I think trying to focus on all of the little details is distracting. I've sort of specialized in GMing city games over the years, playing in Sigil, a few home-brewed cities (from low to high fantasy) and quite a lot of sci-fi cities, including Coruscant (a planet-sized city) and some of my own creation for my OMEN system.
I get organized in an "inside-out" method, focusing on the areas that the party will be traveling in or around. You don't need everything memorized, but the more familiar you are with each area the better you can kind of create things on the fly.
I prefer to focus more on the people and the more significant set pieces than every little street and alley. If it isn't crucially important, then the width of every alley doesn't need to be elaborated upon.
Developing your own or familiarizing yourself with existing factions, social goals, political groups, illegal groups, and key people are more important than knowing the perfect layout of the city. I usually make a faction chart in photoshop with the names and a one line blurb of what they are, and then draw different types of lines to the different factions. A red line connecting to a faction is an enemy, blue line is neutral, and a green line is an ally.
Once you become familiar with everything, pretty quickly plots and hooks will develop around certain factions. For example in my current campaign, the party is playing on a gigantic space station with over 20 million in population (I know, really big, I get it) but 18 major factions. The party has been hired as a crew of third-party contractor/specialists in their respective fields to help mitigate a growing violence problem in a certain sector of the station, which some of the PCs have a personal connection to the area.

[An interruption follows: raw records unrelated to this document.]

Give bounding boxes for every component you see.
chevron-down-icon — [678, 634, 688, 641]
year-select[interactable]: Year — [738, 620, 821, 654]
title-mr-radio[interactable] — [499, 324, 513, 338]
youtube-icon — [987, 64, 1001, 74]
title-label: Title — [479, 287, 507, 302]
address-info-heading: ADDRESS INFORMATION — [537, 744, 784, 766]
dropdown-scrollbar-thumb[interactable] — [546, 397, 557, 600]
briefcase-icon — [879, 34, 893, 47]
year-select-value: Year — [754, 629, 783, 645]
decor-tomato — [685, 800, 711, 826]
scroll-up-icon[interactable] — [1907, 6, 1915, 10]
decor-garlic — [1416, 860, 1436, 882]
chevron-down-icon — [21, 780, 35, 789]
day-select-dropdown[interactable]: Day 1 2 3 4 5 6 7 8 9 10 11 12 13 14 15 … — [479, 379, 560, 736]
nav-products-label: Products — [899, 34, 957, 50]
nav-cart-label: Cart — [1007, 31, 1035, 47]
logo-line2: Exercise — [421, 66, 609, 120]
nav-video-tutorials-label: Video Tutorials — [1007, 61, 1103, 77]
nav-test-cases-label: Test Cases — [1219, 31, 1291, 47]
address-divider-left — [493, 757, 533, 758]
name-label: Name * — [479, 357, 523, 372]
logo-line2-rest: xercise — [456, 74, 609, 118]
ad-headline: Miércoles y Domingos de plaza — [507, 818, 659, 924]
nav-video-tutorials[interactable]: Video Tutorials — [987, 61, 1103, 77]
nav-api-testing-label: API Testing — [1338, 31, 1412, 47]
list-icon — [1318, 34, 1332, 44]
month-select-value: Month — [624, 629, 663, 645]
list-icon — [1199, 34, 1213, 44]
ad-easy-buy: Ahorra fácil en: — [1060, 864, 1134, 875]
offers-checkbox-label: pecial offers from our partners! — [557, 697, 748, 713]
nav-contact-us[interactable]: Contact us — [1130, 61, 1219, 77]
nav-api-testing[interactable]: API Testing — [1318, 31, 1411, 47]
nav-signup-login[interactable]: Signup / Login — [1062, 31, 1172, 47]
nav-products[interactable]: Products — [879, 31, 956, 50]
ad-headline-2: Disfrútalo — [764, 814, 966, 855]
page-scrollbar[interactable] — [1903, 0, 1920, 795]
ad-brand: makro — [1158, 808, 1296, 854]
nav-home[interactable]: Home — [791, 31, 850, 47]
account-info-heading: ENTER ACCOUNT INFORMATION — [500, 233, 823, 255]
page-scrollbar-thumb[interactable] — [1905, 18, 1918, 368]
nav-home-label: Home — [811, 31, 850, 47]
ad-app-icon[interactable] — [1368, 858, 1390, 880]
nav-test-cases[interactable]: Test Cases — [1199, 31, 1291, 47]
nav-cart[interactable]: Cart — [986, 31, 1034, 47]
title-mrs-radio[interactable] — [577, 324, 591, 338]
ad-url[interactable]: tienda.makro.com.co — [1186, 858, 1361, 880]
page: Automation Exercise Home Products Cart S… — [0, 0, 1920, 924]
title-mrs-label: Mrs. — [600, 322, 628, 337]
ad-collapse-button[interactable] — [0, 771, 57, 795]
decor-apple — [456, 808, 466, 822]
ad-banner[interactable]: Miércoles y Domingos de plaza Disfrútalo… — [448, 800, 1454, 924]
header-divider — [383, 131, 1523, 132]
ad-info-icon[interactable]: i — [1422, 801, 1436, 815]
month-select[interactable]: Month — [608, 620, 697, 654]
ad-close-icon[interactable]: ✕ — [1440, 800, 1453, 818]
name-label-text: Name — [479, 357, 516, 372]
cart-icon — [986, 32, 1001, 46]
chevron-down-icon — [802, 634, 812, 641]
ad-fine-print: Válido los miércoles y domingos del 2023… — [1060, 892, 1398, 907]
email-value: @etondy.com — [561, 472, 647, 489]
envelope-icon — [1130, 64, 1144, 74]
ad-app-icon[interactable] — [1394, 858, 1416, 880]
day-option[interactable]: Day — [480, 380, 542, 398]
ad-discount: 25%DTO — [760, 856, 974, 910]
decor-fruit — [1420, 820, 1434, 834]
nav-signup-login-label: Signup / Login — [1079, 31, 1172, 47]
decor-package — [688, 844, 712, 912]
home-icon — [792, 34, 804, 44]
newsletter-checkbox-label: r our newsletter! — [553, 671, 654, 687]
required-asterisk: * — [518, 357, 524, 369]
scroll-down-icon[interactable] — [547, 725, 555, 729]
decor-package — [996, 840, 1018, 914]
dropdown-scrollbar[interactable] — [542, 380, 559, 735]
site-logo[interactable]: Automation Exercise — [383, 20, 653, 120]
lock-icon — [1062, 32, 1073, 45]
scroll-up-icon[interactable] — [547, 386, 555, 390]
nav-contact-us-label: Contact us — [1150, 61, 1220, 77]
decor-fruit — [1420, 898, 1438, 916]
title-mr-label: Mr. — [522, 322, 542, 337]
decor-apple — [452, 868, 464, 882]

Have I detailed every sector in the entire station? No. Do I have pages and pages and pages of information on every NPC they might meet? No. I build things locally around the PCs interest, and since we usually only game 4-6 hours, I don't have to go too crazy with expanding their influence. Since I understand the 18 factions pretty well (I've created all of them myself) and their influence upon and with one another, I can kind of use place-holder NPCs which represent that faction as opposed to making an interesting NPC for every single street corner.
So, to break it down:
- Familiarize yourself with the key, important parts of the city
- Create or know all of the factions (even the smaller ones)
- Create a few named, significant NPCs that the party will interact with immediately
- Focus on the "inside-out" local area that the party is likely to operate within
- Don't memorize every detail of every street, keeping it nebulous is fine for most players and easier on you
- Try to develop a "feel" for each neighborhood or area within the city, if you watch Game of Thrones, this show does a very admirable job at making every location have an obviously different atmosphere, color scheme, weather, etc. You can do this in neighborhoods in a city (just like Uptown NYC looks different than Brooklyn.)
Have fun and I'm sure you guys will love operating in a big city.